Logo, a defesa das prerrogativas deve dar lugar à irrestrita Defesa do Direito de Defesa, compreendido em sua dimensão de direito individual e enquanto instrumento de proteção à efetivação de todos os demais direitos. É nesse contexto que ao Advogado Criminalista é dada a tarefa de limitar o poder e a missão de constranger o poder, sempre. Atualizando a frase célebre e igualmente banalizada de Heráclito Fontoura Sobral Pinto, “A Advocacia não é profissão de covardes, tampouco de “isentões”.

Desde essa mirada é possível compreender que a garantia do equilíbrio técnico entre as partes em processo penal é potencializada pela Defesa do Direito de Defesa, e que também dela decorre a garantia de que que todo e qualquer implicado, suspeito ou processado será tratado como pessoa humana, pressuposto que dimana do princípio da dignidade da pessoa humana e que, por sua vez, serve como fundamento do Estado Democrático de Direito.

Em síntese, a considerar que o Estado de Direito é fórmula política vocacionada à contenção do poder punitivo estatal, somente a Defesa do Direito de Defesa pode garantir vida longa à Advocacia Criminal. Firme nesse propósito, faço votos e elevo pensamentos para que os Criminalistas – em reunião mas também em ação – se apercebam de que são atores políticos, a quem a ordem constitucional legou a irrestrita defesa da liberdade – ah, essa insuportável liberdade!, oxigênio e força motriz do progresso da civilização.

Giro pelos Tribunais*

Hediondez do Tráfico de Drogas – Pululam Brasil afora decisões de Varas de Execução que têm afastado a hediondez do crime de tráfico de drogas ilícitas, ao correto argumento de que a superveniência do art. 19 da Lei n. 13.964 de 24/12/2019 teria revogado o § 2º do art. 2º da Lei nº 8.072, de 25 de julho de 1990, única previsão legal a justificar a dimensão de hediondez, por equiparação, do delito do art. 33 da Lei n. 11.343/06. Nesse sentido, veja-se: autos n. 2000031-31.2021.9.14.0051, da Vara de Execução Penal de Santarém, PA; autos n. 0006059-34.2015.8.13.0521, da Vara de Execução Penal de Juiz de Fora, MG; e, entre outros, autos n. 0052262-35.2018.8.21.0001, de Porto Alegre, RS.

* A pesquisa contou com o imprescindível apoio do Advogado Criminalista Arthur Paulino. 

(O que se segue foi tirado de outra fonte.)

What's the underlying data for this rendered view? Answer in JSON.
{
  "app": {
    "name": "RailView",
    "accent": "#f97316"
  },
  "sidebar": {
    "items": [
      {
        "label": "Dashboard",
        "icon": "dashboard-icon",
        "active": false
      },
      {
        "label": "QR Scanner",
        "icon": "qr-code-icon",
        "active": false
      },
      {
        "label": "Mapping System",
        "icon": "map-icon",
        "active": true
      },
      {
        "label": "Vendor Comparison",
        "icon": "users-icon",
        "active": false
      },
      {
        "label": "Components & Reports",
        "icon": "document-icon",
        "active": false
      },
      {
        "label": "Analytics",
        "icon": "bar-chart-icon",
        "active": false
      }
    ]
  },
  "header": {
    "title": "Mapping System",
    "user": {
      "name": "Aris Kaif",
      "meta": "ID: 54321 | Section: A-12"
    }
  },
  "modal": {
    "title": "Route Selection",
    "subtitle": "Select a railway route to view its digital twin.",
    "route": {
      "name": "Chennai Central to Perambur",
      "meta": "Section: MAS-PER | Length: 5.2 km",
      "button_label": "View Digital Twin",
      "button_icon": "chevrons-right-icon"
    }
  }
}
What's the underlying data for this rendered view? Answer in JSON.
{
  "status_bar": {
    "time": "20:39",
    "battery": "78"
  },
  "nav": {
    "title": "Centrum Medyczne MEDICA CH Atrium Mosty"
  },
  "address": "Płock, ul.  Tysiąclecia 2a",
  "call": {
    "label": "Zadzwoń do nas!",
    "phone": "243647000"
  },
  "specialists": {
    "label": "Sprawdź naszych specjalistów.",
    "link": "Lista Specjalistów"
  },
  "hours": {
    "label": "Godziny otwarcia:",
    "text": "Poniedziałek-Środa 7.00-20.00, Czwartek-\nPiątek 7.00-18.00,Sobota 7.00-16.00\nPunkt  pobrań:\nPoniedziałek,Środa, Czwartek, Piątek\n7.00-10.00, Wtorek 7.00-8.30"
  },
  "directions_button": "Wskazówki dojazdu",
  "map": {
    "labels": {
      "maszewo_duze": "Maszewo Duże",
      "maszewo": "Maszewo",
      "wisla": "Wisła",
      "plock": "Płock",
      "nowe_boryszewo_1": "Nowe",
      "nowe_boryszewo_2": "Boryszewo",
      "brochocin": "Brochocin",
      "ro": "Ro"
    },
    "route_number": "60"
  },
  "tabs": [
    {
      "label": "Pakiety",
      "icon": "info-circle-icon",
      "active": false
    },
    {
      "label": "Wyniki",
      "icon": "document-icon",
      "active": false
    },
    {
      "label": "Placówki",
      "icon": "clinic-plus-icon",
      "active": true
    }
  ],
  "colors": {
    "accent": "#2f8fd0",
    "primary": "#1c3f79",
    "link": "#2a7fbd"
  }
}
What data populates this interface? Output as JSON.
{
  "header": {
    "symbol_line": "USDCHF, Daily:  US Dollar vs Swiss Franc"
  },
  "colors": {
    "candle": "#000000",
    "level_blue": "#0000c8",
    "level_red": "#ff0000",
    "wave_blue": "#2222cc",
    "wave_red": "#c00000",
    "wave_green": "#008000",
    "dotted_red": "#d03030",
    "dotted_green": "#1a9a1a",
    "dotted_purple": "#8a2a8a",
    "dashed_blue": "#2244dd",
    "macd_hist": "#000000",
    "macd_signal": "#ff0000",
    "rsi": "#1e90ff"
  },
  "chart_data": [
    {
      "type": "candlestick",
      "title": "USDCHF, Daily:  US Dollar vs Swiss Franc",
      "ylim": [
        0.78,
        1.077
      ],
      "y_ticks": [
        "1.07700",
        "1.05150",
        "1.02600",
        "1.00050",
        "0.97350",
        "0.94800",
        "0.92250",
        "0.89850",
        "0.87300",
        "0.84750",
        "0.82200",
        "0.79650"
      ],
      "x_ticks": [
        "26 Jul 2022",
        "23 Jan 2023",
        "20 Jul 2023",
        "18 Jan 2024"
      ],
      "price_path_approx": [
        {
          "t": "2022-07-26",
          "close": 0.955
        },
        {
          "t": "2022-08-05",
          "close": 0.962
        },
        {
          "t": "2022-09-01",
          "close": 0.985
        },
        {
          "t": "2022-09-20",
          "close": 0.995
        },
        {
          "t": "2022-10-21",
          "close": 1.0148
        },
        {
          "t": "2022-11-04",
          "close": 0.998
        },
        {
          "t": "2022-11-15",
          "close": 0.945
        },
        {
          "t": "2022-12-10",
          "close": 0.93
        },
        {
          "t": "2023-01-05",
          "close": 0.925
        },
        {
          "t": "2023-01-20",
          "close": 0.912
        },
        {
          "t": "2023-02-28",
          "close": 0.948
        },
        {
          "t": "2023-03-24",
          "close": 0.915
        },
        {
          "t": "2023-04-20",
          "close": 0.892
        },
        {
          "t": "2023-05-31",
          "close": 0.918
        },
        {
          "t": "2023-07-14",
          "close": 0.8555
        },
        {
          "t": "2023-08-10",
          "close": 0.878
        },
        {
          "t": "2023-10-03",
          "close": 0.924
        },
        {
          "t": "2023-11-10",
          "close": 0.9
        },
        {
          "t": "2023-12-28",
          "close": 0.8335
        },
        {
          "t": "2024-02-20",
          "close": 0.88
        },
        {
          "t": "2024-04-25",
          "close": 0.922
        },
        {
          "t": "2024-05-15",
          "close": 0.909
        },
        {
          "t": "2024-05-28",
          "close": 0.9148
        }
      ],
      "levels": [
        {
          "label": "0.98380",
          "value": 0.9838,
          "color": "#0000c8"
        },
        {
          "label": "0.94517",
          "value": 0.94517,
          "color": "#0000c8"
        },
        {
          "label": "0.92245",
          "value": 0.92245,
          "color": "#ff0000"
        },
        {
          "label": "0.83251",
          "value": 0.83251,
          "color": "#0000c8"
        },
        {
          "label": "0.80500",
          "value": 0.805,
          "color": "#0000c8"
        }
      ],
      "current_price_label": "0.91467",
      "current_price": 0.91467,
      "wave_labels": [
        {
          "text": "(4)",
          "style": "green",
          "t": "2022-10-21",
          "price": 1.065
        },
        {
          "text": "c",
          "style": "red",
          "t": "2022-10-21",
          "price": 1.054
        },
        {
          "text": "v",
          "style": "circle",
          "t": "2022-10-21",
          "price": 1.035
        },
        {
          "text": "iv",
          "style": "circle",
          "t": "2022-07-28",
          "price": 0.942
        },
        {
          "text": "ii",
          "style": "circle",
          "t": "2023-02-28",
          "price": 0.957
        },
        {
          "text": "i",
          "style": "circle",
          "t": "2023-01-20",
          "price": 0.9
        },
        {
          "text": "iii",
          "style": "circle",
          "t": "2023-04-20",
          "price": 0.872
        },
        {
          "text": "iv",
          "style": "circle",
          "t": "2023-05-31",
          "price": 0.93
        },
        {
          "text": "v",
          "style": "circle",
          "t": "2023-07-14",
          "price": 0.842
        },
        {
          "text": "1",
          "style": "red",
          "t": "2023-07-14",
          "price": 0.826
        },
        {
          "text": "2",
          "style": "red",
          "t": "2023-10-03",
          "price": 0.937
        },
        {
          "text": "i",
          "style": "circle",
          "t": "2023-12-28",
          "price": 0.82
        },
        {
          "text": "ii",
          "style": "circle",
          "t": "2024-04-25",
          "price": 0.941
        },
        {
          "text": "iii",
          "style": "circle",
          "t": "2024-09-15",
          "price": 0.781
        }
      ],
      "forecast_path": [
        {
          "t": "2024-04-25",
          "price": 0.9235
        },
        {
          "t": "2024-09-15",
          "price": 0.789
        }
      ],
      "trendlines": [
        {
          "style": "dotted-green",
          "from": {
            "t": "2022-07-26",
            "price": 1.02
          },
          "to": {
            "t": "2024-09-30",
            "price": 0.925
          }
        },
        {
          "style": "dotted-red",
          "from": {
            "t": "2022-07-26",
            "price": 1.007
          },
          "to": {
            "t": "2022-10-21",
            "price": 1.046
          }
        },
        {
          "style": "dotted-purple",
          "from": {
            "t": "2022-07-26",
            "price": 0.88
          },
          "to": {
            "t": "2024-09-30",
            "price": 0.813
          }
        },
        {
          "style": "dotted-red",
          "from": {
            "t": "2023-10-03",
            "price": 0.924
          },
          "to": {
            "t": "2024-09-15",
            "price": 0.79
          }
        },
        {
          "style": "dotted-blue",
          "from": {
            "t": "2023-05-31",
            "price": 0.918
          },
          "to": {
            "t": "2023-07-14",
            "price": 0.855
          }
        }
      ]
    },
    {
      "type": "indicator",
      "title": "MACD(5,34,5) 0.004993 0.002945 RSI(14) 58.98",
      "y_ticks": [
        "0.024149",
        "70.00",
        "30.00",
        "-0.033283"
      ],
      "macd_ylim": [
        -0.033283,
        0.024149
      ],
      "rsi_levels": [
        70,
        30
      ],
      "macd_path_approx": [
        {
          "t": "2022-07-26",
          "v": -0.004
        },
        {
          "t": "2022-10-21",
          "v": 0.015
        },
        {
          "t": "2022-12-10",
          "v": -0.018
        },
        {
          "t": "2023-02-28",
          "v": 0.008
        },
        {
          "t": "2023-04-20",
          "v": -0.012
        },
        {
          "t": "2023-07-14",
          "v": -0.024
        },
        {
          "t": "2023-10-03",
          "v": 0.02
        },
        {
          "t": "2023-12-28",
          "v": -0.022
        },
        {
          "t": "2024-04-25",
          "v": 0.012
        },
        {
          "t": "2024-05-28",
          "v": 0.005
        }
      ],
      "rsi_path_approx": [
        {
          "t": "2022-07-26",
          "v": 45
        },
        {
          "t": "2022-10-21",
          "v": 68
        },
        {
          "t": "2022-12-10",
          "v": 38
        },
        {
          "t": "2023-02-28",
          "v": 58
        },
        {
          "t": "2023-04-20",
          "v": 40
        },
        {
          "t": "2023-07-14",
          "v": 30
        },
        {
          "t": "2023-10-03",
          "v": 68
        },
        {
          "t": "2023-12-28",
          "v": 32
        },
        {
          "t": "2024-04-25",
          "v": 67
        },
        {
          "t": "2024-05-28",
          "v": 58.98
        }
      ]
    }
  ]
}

Efemérides da Justiça Criminal 

Nota 1. Está no prelo o livro do Pesquisador e Advogado Criminalista Alan Kardec Cabral Júnior, produto de criteriosa pesquisa realizada no Programa de Pós-Graduação em Direito e Políticas Públicas da Universidade Federal de Goiás. Coordenada pela Professora Dra. Bartira Miranda, a pesquisa apresenta narrativa não-oficial sobre as “mortes em confronto com a Polícia Militar no Estado de Goiás”. Falta ao Advogado, somente, apoio da seccional goiana, que, ao que parece, ainda não leu o extrato da pesquisa. 

Nota 2. O talentoso Advogado Criminalista Romero Ferraz Filho alçará voo solo, condensando em torno de seu nome a relevante contribuição que tem prestado à Defesa Criminal de Goiás ao longo dessa última década.